The most interesting and frankly, brilliant, innovation here is the aural feedback from the car and sensations through the pedals as you accelerate and decelerate. Electric cars are typically devoid of any feedback through the pedals or controls. Not so with the CX-30 EV prototype. It feels and sounds not much different than a petrol CX-30 in typical stop/start driving. Up and down inclines, I had the opportunity to experience this new technology and I loved it: gurgles and resistance like a good old-fashioned ICE.

The nature of the weight distribution of an EV versus a front engined mid size SUV was apparent in the way the car shifted its weight around corners, but it was remarkably good to drive. Certainly I felt the relative ‘low’ power of the CX-30 EV prototype (140 hp) versus some of the similarly sized EVs I’ve driven at home, as it doesn’t feel quite as lively off the line.

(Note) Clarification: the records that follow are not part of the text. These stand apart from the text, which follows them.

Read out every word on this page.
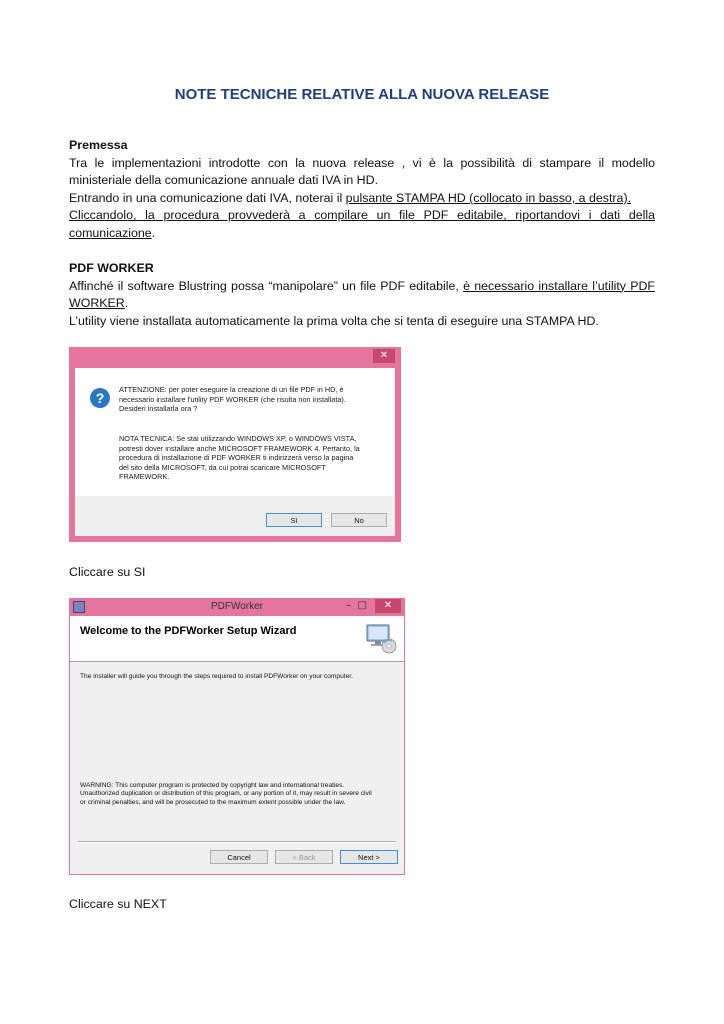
NOTE TECNICHE RELATIVE ALLA NUOVA RELEASE

Premessa

Tra le implementazioni introdotte con la nuova release , vi è la possibilità di stampare il modello

ministeriale della comunicazione annuale dati IVA in HD.

Entrando in una comunicazione dati IVA, noterai il pulsante STAMPA HD (collocato in basso, a destra).

Cliccandolo, la procedura provvederà a compilare un file PDF editabile, riportandovi i dati della comunicazione.

PDF WORKER

Affinché il software Blustring possa “manipolare” un file PDF editabile, è necessario installare l’utility PDF WORKER.

L’utility viene installata automaticamente la prima volta che si tenta di eseguire una STAMPA HD.

✕
?
ATTENZIONE: per poter eseguire la creazione di un file PDF in HD, è
necessario installare l'utility PDF WORKER (che risulta non installata).
Desideri installarla ora ?
NOTA TECNICA: Se stai utilizzando WINDOWS XP, o WINDOWS VISTA,
potresti dover installare anche MICROSOFT FRAMEWORK 4. Pertanto, la
procedura di installazione di PDF WORKER ti indirizzerà verso la pagina
del sito della MICROSOFT, da cui potrai scaricare MICROSOFT
FRAMEWORK.
Sì	No
Cliccare su SI
PDFWorker	– □	✕
Welcome to the PDFWorker Setup Wizard
The installer will guide you through the steps required to install PDFWorker on your computer.
WARNING: This computer program is protected by copyright law and international treaties.
Unauthorized duplication or distribution of this program, or any portion of it, may result in severe civil
or criminal penalties, and will be prosecuted to the maximum extent possible under the law.
Cancel	< Back	Next >
Cliccare su NEXT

Mazda is persevering to push a ‘right sized’ battery approach that they claim is kinder to the environment when you look at where battery and EV technology is right now. But there are obvious shortcomings to this approach in an era where many rivals are pushing out EVs with 64 kWh batteries and range in excess of 400 km.
This wasn’t an adequate test of battery range and practicality in every day life but from an engineering perspective, what we drove in Lisbon was really promising for the future of EVs and the Mazda brand. It’s worth noting that the MX-30 is just one part of Mazda’s ‘multi-solution approach’ to the debarbonisation of transport. The brand is also working on improving engine efficiency with innovations such as Skyactiv-X, the world’s first petrol engine with compression ignition, and a new clean diesel coming next year. Mild hybrid technology has already begun to be rolled out in the brand’s newest product ranges and Mazda will offer more electric, plug-in hybrid and range extender vehicles in the future.